Universidade Federal de Rondônia

PALAVRAS-CHAVES: Gênero, Sexualidade, Violência.

Gênero, Família e Sexualidade: Imaginário e Violência2

INTRODUÇÃO

Os objetivos da pesquisa visam identificar os motivos para o casamento e a separação e o modo pelo qual a violência se atualiza no decorrer desses processos; analisar a mobilidade social e a rede social dos sujeitos (Bott, 1976; Sluzki,1997); caracterizar imaginários específicos a homens e mulheres quanto à noção de trabalho e divisão doméstica e social do mesmo; fazer etnografia da Delegacia da Mulher, das residências e dos contextos urbano das famílias. As interpretações dos dados não se apóiam em validade estatística. A pesquisa estabelece a hipótese de que a violência é social e generalizada, embora afete particularmente os mais pobres.

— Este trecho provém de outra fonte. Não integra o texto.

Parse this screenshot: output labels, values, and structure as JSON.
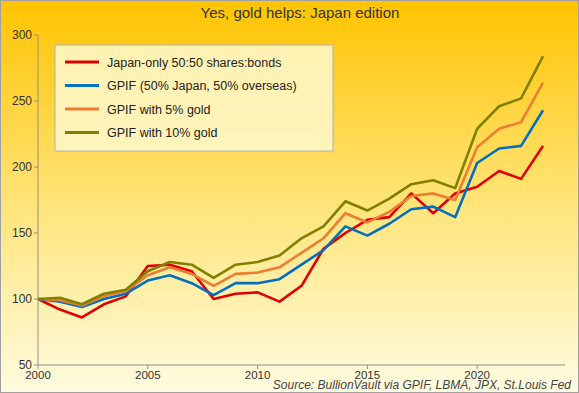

A perspectiva teórica com a qual trabalhamos, toma por base o programa e os procedimentos da Escola Sociológica Francesa (Cemin, 2001), focalizando as “categorias do entendimento” enquanto representação e prática. Analisa o imaginário através do Teste Arquétipo de Nove Elementos (AT9) criado por Yves Durand (1988), com o objetivo de testar a teoria das estruturas antropológicas do imaginário de Gilbert Durand. (1997). Em três ciclos do PIBIC, foram preenchidas 93 fichas de dados sociológicos, realizadas 30 entrevistas, 30 levantamentos de rede social e 26 testes.

A Noção de Gênero

Analisando o “estado da arte“ sobre a produção antropológica em torno do tema de gênero, Heilborn (1982) indica que ela veio em substituição à categoria mulher que não dá conta do caráter relacional que a noção comporta. Scott (1995) argumenta que a categoria de gênero pode ser tomada em duas acepções – forma de classificação e dado constitutivo da identidade dos sujeitos. Ao mesmo tempo, os gêneros se instituem e se entrecruzam socialmente de vários modos: classe, etnia, religião, opção partidária, faixa etária, escolarização e profissão. Alem disso, no interior de cada pólo as diferenças também se multiplicam como arranjos plurais que desautorizam dualismos simplificados (Scott, 1995; Butler,2003; Haraway, 2003).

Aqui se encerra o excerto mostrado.